Not one to go after something he didn’t’ need, Jacob seriously considered skipping college. After all, he was a young artist. What could some dreary old professor in a tweed jacket teach him about art? His mother, realizing what a college education could do for a failed artist, pushed him to attend, and he followed her wishes.
His time at the University of Buffalo went well, and Jacob drew a lot of inspiration from the excellent professors and instructors he had at the school, where he received a MFA in 2006. “One thing that stands out from my time at UB,” he told an alumni interviewer shortly after becoming famous, “is the encouragement I received from my professors.” No doubt there are a lot of aspiring artists knocking down the Art Department doors on campus at this very moment.
Stealing the Show
Jacob got his start in the New York art world and quickly rose to fame in the city.

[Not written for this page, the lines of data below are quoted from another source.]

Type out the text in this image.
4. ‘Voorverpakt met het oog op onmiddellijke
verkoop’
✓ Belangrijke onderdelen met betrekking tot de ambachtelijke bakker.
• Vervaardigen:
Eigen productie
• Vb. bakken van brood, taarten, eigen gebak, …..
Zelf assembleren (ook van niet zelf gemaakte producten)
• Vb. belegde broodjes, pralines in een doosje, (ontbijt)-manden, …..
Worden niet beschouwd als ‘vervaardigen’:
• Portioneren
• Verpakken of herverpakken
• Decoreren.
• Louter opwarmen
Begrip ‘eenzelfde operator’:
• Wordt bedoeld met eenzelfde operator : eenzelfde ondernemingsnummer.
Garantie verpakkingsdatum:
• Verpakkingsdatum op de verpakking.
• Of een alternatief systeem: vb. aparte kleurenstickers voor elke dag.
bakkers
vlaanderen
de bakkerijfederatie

New Yorker magazine did a profile on him in the “Talk of the Town” section and pretty soon he wasn’t just attending galleries in anonymity, but getting asked for his views and thoughts on paintings, and perhaps his autograph as well.
Jacob Kassay grabbed headlines a few years ago when he attended an auction at Phillips de Pury & Co auction house and sold a painting for $86,500, a painting that was only valued at $8,000. Like many of his works, the painting had a shimmering silver surface that was made with a unique chemical process that involves priming the canvas, soaking it in chemicals and after that silver paint. When it’s dry he burns the edges.

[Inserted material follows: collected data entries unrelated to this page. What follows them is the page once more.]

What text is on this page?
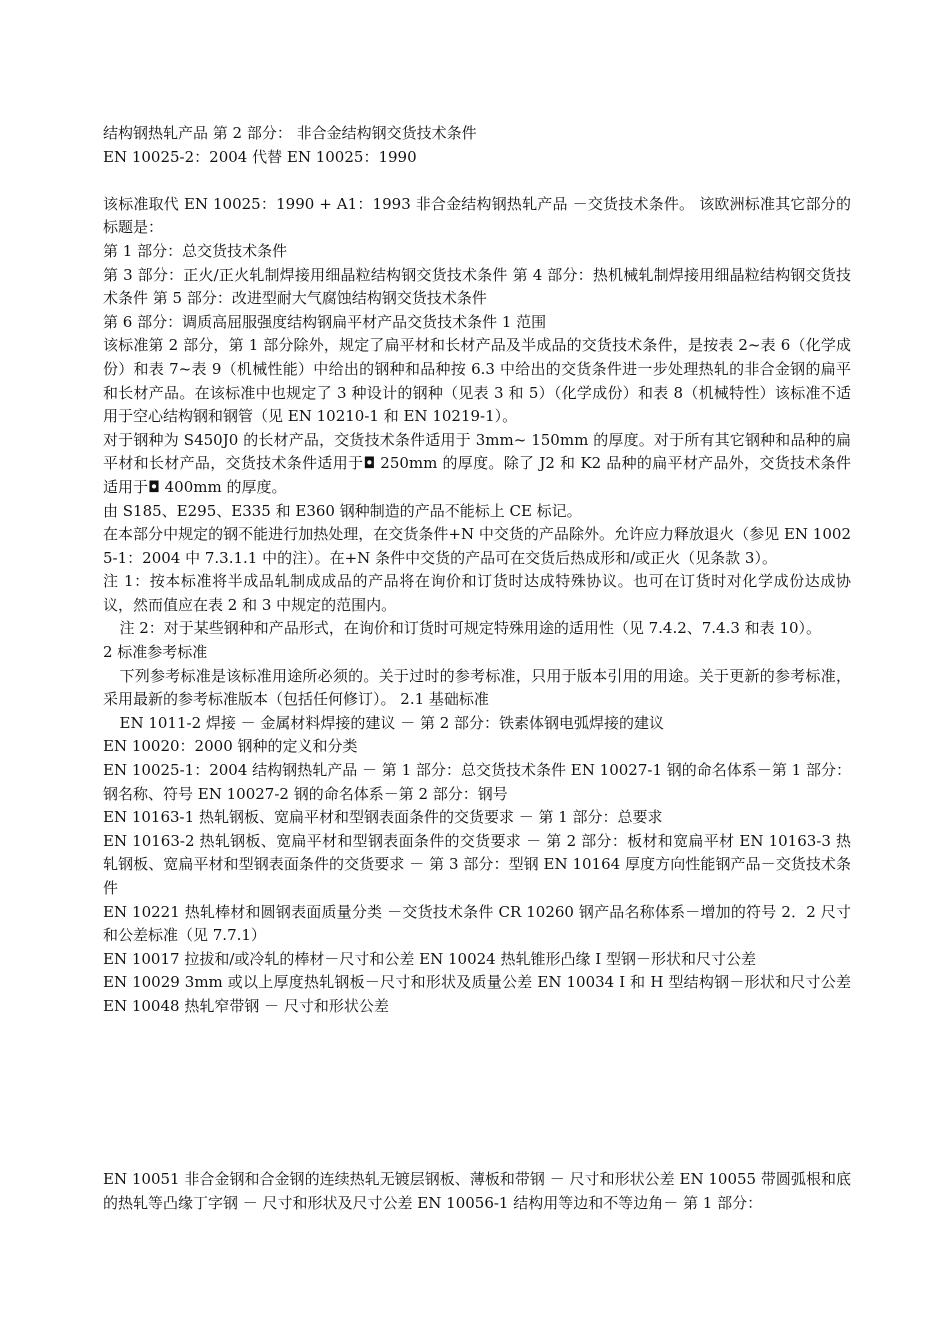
结构钢热轧产品 第 2 部分： 非合金结构钢交货技术条件

EN 10025-2：2004 代替 EN 10025：1990

该标准取代 EN 10025：1990 + A1：1993 非合金结构钢热轧产品 －交货技术条件。 该欧洲标准其它部分的标题是：

第 1 部分：总交货技术条件

第 3 部分：正火/正火轧制焊接用细晶粒结构钢交货技术条件 第 4 部分：热机械轧制焊接用细晶粒结构钢交货技术条件 第 5 部分：改进型耐大气腐蚀结构钢交货技术条件

第 6 部分：调质高屈服强度结构钢扁平材产品交货技术条件 1 范围

该标准第 2 部分，第 1 部分除外，规定了扁平材和长材产品及半成品的交货技术条件，是按表 2~表 6（化学成份）和表 7~表 9（机械性能）中给出的钢种和品种按 6.3 中给出的交货条件进一步处理热轧的非合金钢的扁平和长材产品。在该标准中也规定了 3 种设计的钢种（见表 3 和 5）（化学成份）和表 8（机械特性）该标准不适用于空心结构钢和钢管（见 EN 10210-1 和 EN 10219-1）。

对于钢种为 S450J0 的长材产品，交货技术条件适用于 3mm~ 150mm 的厚度。对于所有其它钢种和品种的扁平材和长材产品，交货技术条件适用于◘ 250mm 的厚度。除了 J2 和 K2 品种的扁平材产品外，交货技术条件适用于◘ 400mm 的厚度。

由 S185、E295、E335 和 E360 钢种制造的产品不能标上 CE 标记。

在本部分中规定的钢不能进行加热处理，在交货条件+N 中交货的产品除外。允许应力释放退火（参见 EN 10025-1：2004 中 7.3.1.1 中的注）。在+N 条件中交货的产品可在交货后热成形和/或正火（见条款 3）。

注 1：按本标准将半成品轧制成成品的产品将在询价和订货时达成特殊协议。也可在订货时对化学成份达成协议，然而值应在表 2 和 3 中规定的范围内。

注 2：对于某些钢种和产品形式，在询价和订货时可规定特殊用途的适用性（见 7.4.2、7.4.3 和表 10）。

2 标准参考标准

下列参考标准是该标准用途所必须的。关于过时的参考标准，只用于版本引用的用途。关于更新的参考标准，采用最新的参考标准版本（包括任何修订）。 2.1 基础标准

EN 1011-2 焊接 － 金属材料焊接的建议 － 第 2 部分：铁素体钢电弧焊接的建议

EN 10020：2000 钢种的定义和分类

EN 10025-1：2004 结构钢热轧产品 － 第 1 部分：总交货技术条件 EN 10027-1 钢的命名体系－第 1 部分：钢名称、符号 EN 10027-2 钢的命名体系－第 2 部分：钢号

EN 10163-1 热轧钢板、宽扁平材和型钢表面条件的交货要求 － 第 1 部分：总要求

EN 10163-2 热轧钢板、宽扁平材和型钢表面条件的交货要求 － 第 2 部分：板材和宽扁平材 EN 10163-3 热轧钢板、宽扁平材和型钢表面条件的交货要求 － 第 3 部分：型钢 EN 10164 厚度方向性能钢产品－交货技术条件

EN 10221 热轧棒材和圆钢表面质量分类 －交货技术条件 CR 10260 钢产品名称体系－增加的符号 2．2 尺寸和公差标准（见 7.7.1）

EN 10017 拉拔和/或冷轧的棒材－尺寸和公差 EN 10024 热轧锥形凸缘 I 型钢－形状和尺寸公差

EN 10029 3mm 或以上厚度热轧钢板－尺寸和形状及质量公差 EN 10034 I 和 H 型结构钢－形状和尺寸公差 EN 10048 热轧窄带钢 － 尺寸和形状公差

EN 10051 非合金钢和合金钢的连续热轧无镀层钢板、薄板和带钢 － 尺寸和形状公差 EN 10055 带圆弧根和底的热轧等凸缘丁字钢 － 尺寸和形状及尺寸公差 EN 10056-1 结构用等边和不等边角－ 第 1 部分：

The resulting work is like a mirror that doesn’t really deliver your reflection quite the way you expect, even making you look vague. Most people didn’t need $86,000 dollar works hanging in their apartment to tell them that, but the rich and famous often need the next big thing, so Jacob’s career took off. Still, those close to the art world saw it differently.
“The price is also a reflection of the deep support and enthusiasm for Jacob Kassay’s work,” said Augusto Arbizo of gallery Eleven Rivington, on the day of the auction.
What was really amazing, however, was what happened the following week. A charity auction took place to benefit the Kitchen, a nonprofit music, dance, and video production theatre in New York. Another of his silver works was up for grabs, this time a pricier pick of $12,000. Bidders from all over the world participated by phone, even in India, and Jacob’s painting went for $94,000.
In less than a week the whole art world was abuzz over Jacob Kassay. “This is the sort of show that we’ve been told the recession is supposed to vanquish: big, relatively expensive paintings from recent art school graduates,” observed Andrew Russeth, the editor of GalleristNY, shortly after the show.
“Kassay is only twenty-four. But let’s be clear: you’d have to be that young to tackle Ryman, Stingel, Klein, Warhol, this aggressively and successfully in a single set of monochromes.” Jacob was having no trouble filling those big shoes, and the art world was poised on the edge of its seat to see what he’d do next.
A Bright Future Ahead
Jacob Kassay moved to Los Angeles shortly thereafter and set up a painting studio in Venice Beach. He’s described the area as calmer than that of New York, and his paintings began to reflect that. Still, all that sunshine must have been too much for the New Yorker, and in early 2013 it was reported that Jacob would be joining 303 Gallery in New York.
The art world is busily trying to categorize and value Jacobs silver paintings, and the task isn’t easy. There are a range of variations in each work, which results from the plating process that Jacob uses. When he burns the edges, some look more burnt than silver, while some are darker and don’t reflect much of anything. What’s becoming clear is that the more “silvery” the work, the more it will be worth. Those silver linings will ensure that Jacob never has a cloudy day so long as he keeps working.